Reviews

Review: Cost of Living (Hampstead Theatre)

Adrian Lester and Katy Sullivan star in the UK premiere of this Pulitzer Prize-winning play

Adrian Lester (Eddie) and Katy Sullivan (Ani) in Cost of Living
Adrian Lester (Eddie) and Katy Sullivan (Ani) in Cost of Living
© Manuel Harlan

There's a scene in this play by Polish-American playwright Martyna Majok that is unlike anything I have seen on a British stage. An able-bodied man tenderly and carefully bathes a woman who has been left quadriplegic after a car accident. As she lies in the bath, they talk and laugh. He teases her, she is rude to him. She reveals how little she can feel. They listen to music and he gently taps out the tune on her arm.

It is poignant, funny, and thought-provoking by turns. It's sad, happy and scary. And it is played by Adrian Lester and former Paralympian star Katy Sullivan with such emotional honesty that you could watch it for ever.

There's no doubt at all that there are some very fine things in this Pulitzer Prize winning play, given its British premiere here and delicately directed by Edward Hall. It dares to venture to places few dramas go, examining with a kind of wide-eyed truthfulness the lives of a marginalised quartet struggling to get by in Brooklyn.

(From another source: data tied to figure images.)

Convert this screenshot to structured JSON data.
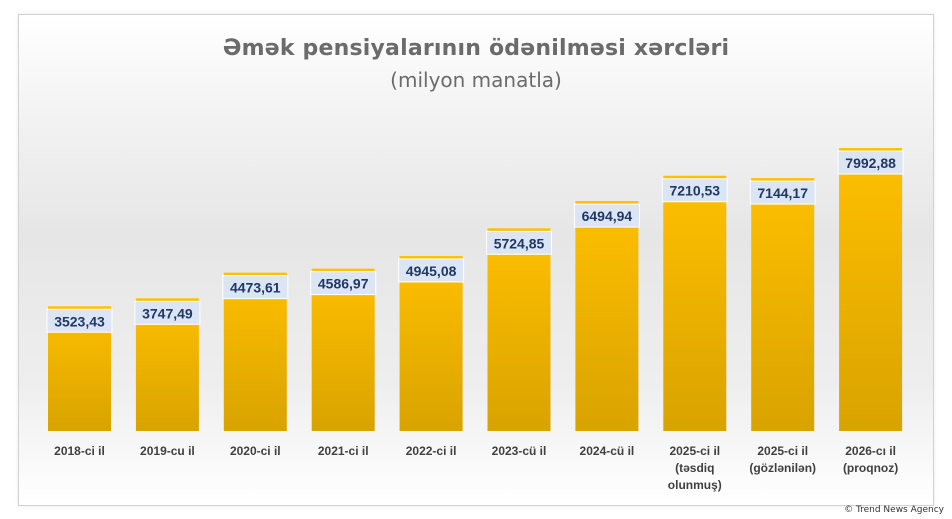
{
  "chart_data": {
    "type": "bar",
    "title": "Əmək pensiyalarının ödənilməsi xərcləri",
    "subtitle": "(milyon manatla)",
    "categories": [
      [
        "2018-ci il"
      ],
      [
        "2019-cu il"
      ],
      [
        "2020-ci il"
      ],
      [
        "2021-ci il"
      ],
      [
        "2022-ci il"
      ],
      [
        "2023-cü il"
      ],
      [
        "2024-cü il"
      ],
      [
        "2025-ci il",
        "(təsdiq",
        "olunmuş)"
      ],
      [
        "2025-ci il",
        "(gözlənilən)"
      ],
      [
        "2026-cı il",
        "(proqnoz)"
      ]
    ],
    "values": [
      3523.43,
      3747.49,
      4473.61,
      4586.97,
      4945.08,
      5724.85,
      6494.94,
      7210.53,
      7144.17,
      7992.88
    ],
    "value_labels": [
      "3523,43",
      "3747,49",
      "4473,61",
      "4586,97",
      "4945,08",
      "5724,85",
      "6494,94",
      "7210,53",
      "7144,17",
      "7992,88"
    ],
    "ylim": [
      0,
      10000
    ],
    "grid": false,
    "legend": "none",
    "colors": {
      "bar_top": "#ffc000",
      "bar_bottom": "#d9a300",
      "label_bg": "#dbe5f4",
      "label_text": "#1f3864",
      "tick_text": "#404040"
    }
  },
  "footer": {
    "credit": "© Trend News Agency"
  }
}
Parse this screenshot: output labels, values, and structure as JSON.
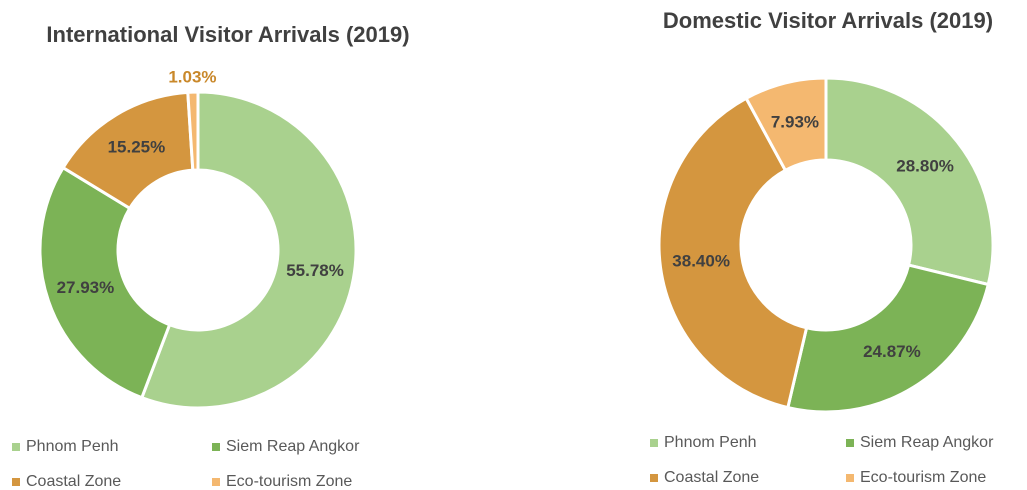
{
  "chart_data": [
    {
      "type": "donut",
      "title": "International Visitor Arrivals (2019)",
      "categories": [
        "Phnom Penh",
        "Siem Reap Angkor",
        "Coastal Zone",
        "Eco-tourism Zone"
      ],
      "values": [
        55.78,
        27.93,
        15.25,
        1.03
      ],
      "value_labels": [
        "55.78%",
        "27.93%",
        "15.25%",
        "1.03%"
      ],
      "colors": [
        "#a9d18e",
        "#7cb356",
        "#d4963f",
        "#f4b870"
      ]
    },
    {
      "type": "donut",
      "title": "Domestic Visitor Arrivals (2019)",
      "categories": [
        "Phnom Penh",
        "Siem Reap Angkor",
        "Coastal Zone",
        "Eco-tourism Zone"
      ],
      "values": [
        28.8,
        24.87,
        38.4,
        7.93
      ],
      "value_labels": [
        "28.80%",
        "24.87%",
        "38.40%",
        "7.93%"
      ],
      "colors": [
        "#a9d18e",
        "#7cb356",
        "#d4963f",
        "#f4b870"
      ]
    }
  ]
}
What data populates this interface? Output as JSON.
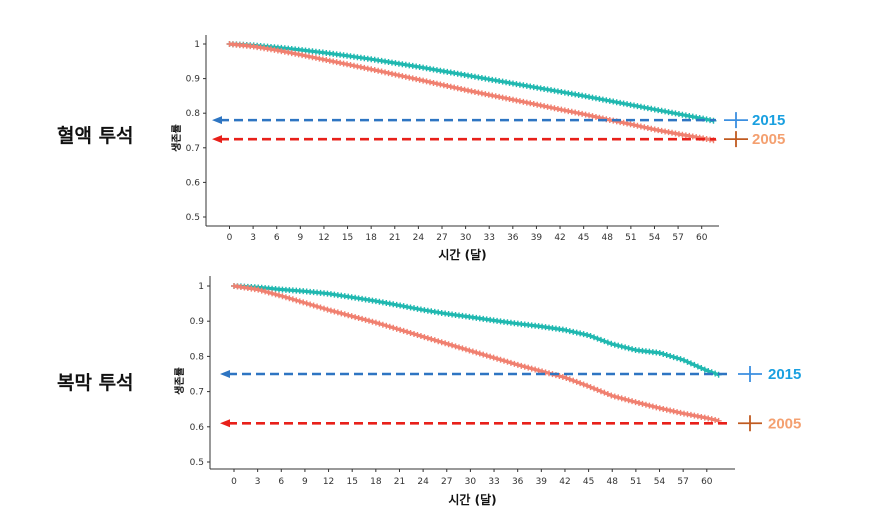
{
  "chart_data": [
    {
      "type": "line",
      "title": "혈액 투석",
      "xlabel": "시간 (달)",
      "ylabel": "생존률",
      "xlim": [
        0,
        62
      ],
      "ylim": [
        0.5,
        1.0
      ],
      "x_ticks": [
        0,
        3,
        6,
        9,
        12,
        15,
        18,
        21,
        24,
        27,
        30,
        33,
        36,
        39,
        42,
        45,
        48,
        51,
        54,
        57,
        60
      ],
      "y_ticks": [
        0.5,
        0.6,
        0.7,
        0.8,
        0.9,
        1.0
      ],
      "grid": false,
      "series": [
        {
          "name": "2015",
          "color": "#20b8b0",
          "x": [
            0,
            3,
            6,
            9,
            12,
            15,
            18,
            21,
            24,
            27,
            30,
            33,
            36,
            39,
            42,
            45,
            48,
            51,
            54,
            57,
            60,
            61.5
          ],
          "values": [
            1.0,
            0.996,
            0.99,
            0.983,
            0.975,
            0.966,
            0.956,
            0.945,
            0.934,
            0.922,
            0.91,
            0.898,
            0.886,
            0.874,
            0.862,
            0.85,
            0.837,
            0.824,
            0.811,
            0.798,
            0.785,
            0.778
          ]
        },
        {
          "name": "2005",
          "color": "#f08070",
          "x": [
            0,
            3,
            6,
            9,
            12,
            15,
            18,
            21,
            24,
            27,
            30,
            33,
            36,
            39,
            42,
            45,
            48,
            51,
            54,
            57,
            60,
            61.5
          ],
          "values": [
            1.0,
            0.993,
            0.982,
            0.969,
            0.955,
            0.941,
            0.927,
            0.912,
            0.897,
            0.882,
            0.867,
            0.853,
            0.839,
            0.825,
            0.811,
            0.797,
            0.782,
            0.768,
            0.753,
            0.74,
            0.728,
            0.722
          ]
        }
      ],
      "reference_lines": [
        {
          "label": "2015",
          "y": 0.78,
          "color": "#2e75c2",
          "label_color": "#1aa0e0"
        },
        {
          "label": "2005",
          "y": 0.725,
          "color": "#e8201a",
          "label_color": "#f4a070"
        }
      ]
    },
    {
      "type": "line",
      "title": "복막 투석",
      "xlabel": "시간 (달)",
      "ylabel": "생존률",
      "xlim": [
        0,
        62
      ],
      "ylim": [
        0.5,
        1.0
      ],
      "x_ticks": [
        0,
        3,
        6,
        9,
        12,
        15,
        18,
        21,
        24,
        27,
        30,
        33,
        36,
        39,
        42,
        45,
        48,
        51,
        54,
        57,
        60
      ],
      "y_ticks": [
        0.5,
        0.6,
        0.7,
        0.8,
        0.9,
        1.0
      ],
      "grid": false,
      "series": [
        {
          "name": "2015",
          "color": "#20b8b0",
          "x": [
            0,
            3,
            6,
            9,
            12,
            15,
            18,
            21,
            24,
            27,
            30,
            33,
            36,
            39,
            42,
            45,
            48,
            51,
            54,
            57,
            60,
            61.5
          ],
          "values": [
            1.0,
            0.996,
            0.99,
            0.985,
            0.978,
            0.968,
            0.957,
            0.945,
            0.932,
            0.921,
            0.912,
            0.902,
            0.893,
            0.885,
            0.875,
            0.86,
            0.835,
            0.818,
            0.81,
            0.79,
            0.76,
            0.748
          ]
        },
        {
          "name": "2005",
          "color": "#f08070",
          "x": [
            0,
            3,
            6,
            9,
            12,
            15,
            18,
            21,
            24,
            27,
            30,
            33,
            36,
            39,
            42,
            45,
            48,
            51,
            54,
            57,
            60,
            61.5
          ],
          "values": [
            1.0,
            0.99,
            0.972,
            0.952,
            0.932,
            0.914,
            0.896,
            0.876,
            0.856,
            0.836,
            0.816,
            0.796,
            0.776,
            0.758,
            0.74,
            0.715,
            0.688,
            0.67,
            0.653,
            0.638,
            0.625,
            0.617
          ]
        }
      ],
      "reference_lines": [
        {
          "label": "2015",
          "y": 0.75,
          "color": "#2e75c2",
          "label_color": "#1aa0e0"
        },
        {
          "label": "2005",
          "y": 0.61,
          "color": "#e8201a",
          "label_color": "#f4a070"
        }
      ]
    }
  ]
}
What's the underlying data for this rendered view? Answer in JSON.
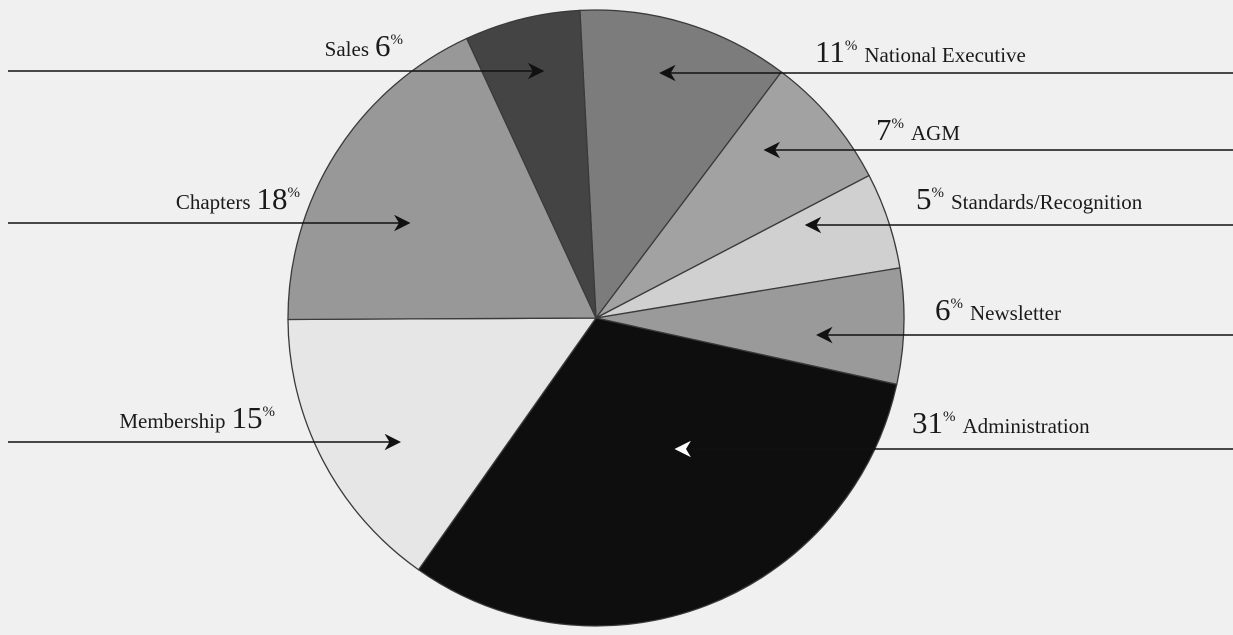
{
  "chart_data": {
    "type": "pie",
    "slices": [
      {
        "label": "National Executive",
        "value": 11,
        "color": "#7c7c7c"
      },
      {
        "label": "AGM",
        "value": 7,
        "color": "#a2a2a2"
      },
      {
        "label": "Standards/Recognition",
        "value": 5,
        "color": "#d0d0d0"
      },
      {
        "label": "Newsletter",
        "value": 6,
        "color": "#9a9a9a"
      },
      {
        "label": "Administration",
        "value": 31,
        "color": "#0e0e0e"
      },
      {
        "label": "Membership",
        "value": 15,
        "color": "#e6e6e6"
      },
      {
        "label": "Chapters",
        "value": 18,
        "color": "#989898"
      },
      {
        "label": "Sales",
        "value": 6,
        "color": "#444444"
      }
    ],
    "percent_symbol": "%"
  }
}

Its boldness is to suggest that the way that disability and money affect our lives and relationships are not always as straightforward as we might assume. The love between Eddie (Lester) and his wife Ani (Sullivan) deepens after her accident; they have been estranged but find their way back together in gradual steps every bit as painful as her frustration at being unable to move. The relationship between John, a wealthy man with cerebral palsy (Jack Hunter) and his Polish carer Jess (Emily Barber) also develops in unexpected ways. Power and understanding are not automatically vested in those who seem more vulnerable. As Eddie remarks towards the close "Everybody needs something".

Majok's writing has a poetic naturalism which is easy on the ear. But the individual scenes – engrossing and interesting in themselves – never quite come together in a coherent whole. The ending, which brings a neatish conclusion, feels forced. Afterwards I read in the programme that she had made the play from two separate ideas and that still shows.

However, what makes this spare and elegant production worth seeing, with its attractively snowy designs by Michael Pavelka, is the acting. Both Sullivan and Hunter are disabled. She was – and it is not often you write this in a theatre review – a four times US Champion in the 100 metres. But they are both also magnificent actors, playing parts that do not exactly align with their disabilities with a truthfulness that makes it hard to imagine a non-disabled actor taking on such a role in future.

Sullivan originated the part of Ani off-Broadway and the depth of her understanding of this foul-mouthed, clever, wounded woman is clear. Hunter finds a lovely humour and a surprising hauteur as John. As his cautious, anxious carer, Barber finely suggests a woman on the edge, but battling on with courage. And as Eddie, Lester is just simply astounding. He hasn't been on stage for three years, and how I have missed him. He has such presence, grace and directness, finding every nuance in Eddie's tentative moves towards understanding himself and others, every pain and each joy stamped across his face and directly into your heart.